Our AC technician Rahim,  who has been around places says the security  routine at Mantri Snergy  is fairly cumbersome, clerical, and therefore time-consuming.  Idea is,   complicated procedure makes residents feel  more secure.  It took Rahim over 20 minutues, and a run-around in mid-day sun – from the gate to my D block apartment, and then to PropCare –  to complete the security requirements . And , by the time he was through with the security routine we had a power shutdown.   Rahim and  helper Suresh had to come the next day to service our air-conditioner,  and, presumably, they went through the security drill,  all over again.  No servicing guy can get his entry form stamped  at PropCare during lunch hour – 1 and 2 p m – and no one  is allowed in after office-hours,  6  p m.

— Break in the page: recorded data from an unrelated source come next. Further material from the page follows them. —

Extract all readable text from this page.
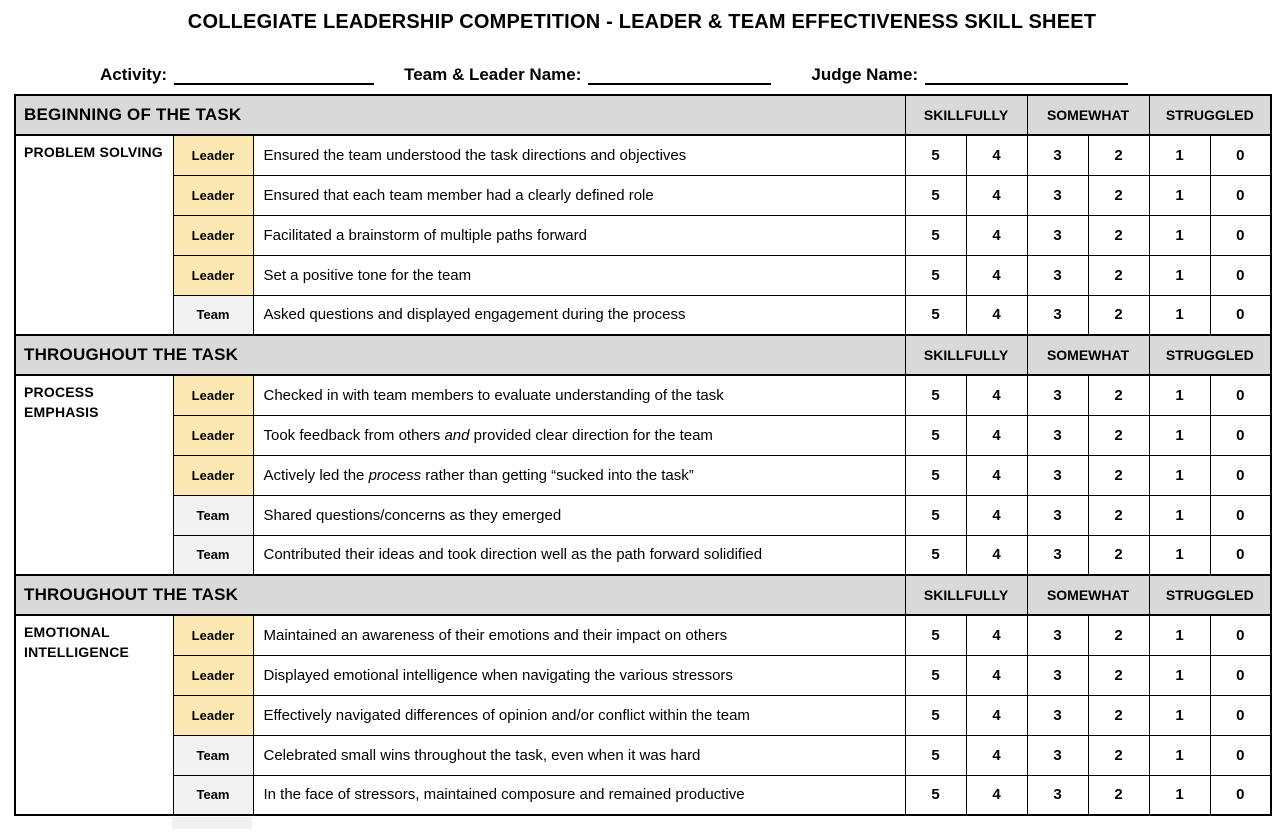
COLLEGIATE LEADERSHIP COMPETITION - LEADER & TEAM EFFECTIVENESS SKILL SHEET
Activity:	Team & Leader Name:	Judge Name:
BEGINNING OF THE TASK			SKILLFULLY		SOMEWHAT		STRUGGLED	
PROBLEM SOLVING	Leader	Ensured the team understood the task directions and objectives	5	4	3	2	1	0
	Leader	Ensured that each team member had a clearly defined role	5	4	3	2	1	0
	Leader	Facilitated a brainstorm of multiple paths forward	5	4	3	2	1	0
	Leader	Set a positive tone for the team	5	4	3	2	1	0
	Team	Asked questions and displayed engagement during the process	5	4	3	2	1	0
THROUGHOUT THE TASK			SKILLFULLY		SOMEWHAT		STRUGGLED	
PROCESS EMPHASIS	Leader	Checked in with team members to evaluate understanding of the task	5	4	3	2	1	0
	Leader	Took feedback from others and provided clear direction for the team	5	4	3	2	1	0
	Leader	Actively led the process rather than getting “sucked into the task”	5	4	3	2	1	0
	Team	Shared questions/concerns as they emerged	5	4	3	2	1	0
	Team	Contributed their ideas and took direction well as the path forward solidified	5	4	3	2	1	0
THROUGHOUT THE TASK			SKILLFULLY		SOMEWHAT		STRUGGLED	
EMOTIONAL INTELLIGENCE	Leader	Maintained an awareness of their emotions and their impact on others	5	4	3	2	1	0
	Leader	Displayed emotional intelligence when navigating the various stressors	5	4	3	2	1	0
	Leader	Effectively navigated differences of opinion and/or conflict within the team	5	4	3	2	1	0
	Team	Celebrated small wins throughout the task, even when it was hard	5	4	3	2	1	0
	Team	In the face of stressors, maintained composure and remained productive	5	4	3	2	1	0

A service technician declares his  name, cell number, flat owner’s name and number at the main gate. Details are entered in a  ledger, and also filled in on a printed permit form, which is  rubber-stamped at the gate and handed over to the technician for signature of the apartment owner.  The  permit form is then taken to PropCare –  Mantri estate maintenence office at the clubhouse – where it is rubber-stamped again.  Rahim was allowed out,  after his job was done, when he handed back at the exit gate  the permit paper – twice-stamped,  and signed by me.

The permit form Rahim brought for my signature  contained an undertaking that read:  I hereby authorise the above personal to work in my flat …..I will completely abide by the ‘interior guidlines’. I take full responsibility of (should read ‘for’) their character, incidents & actions. And below the dotted line on which I signed was this  punchline, in bold letters – SAFETY IS IN YOUR HANDS.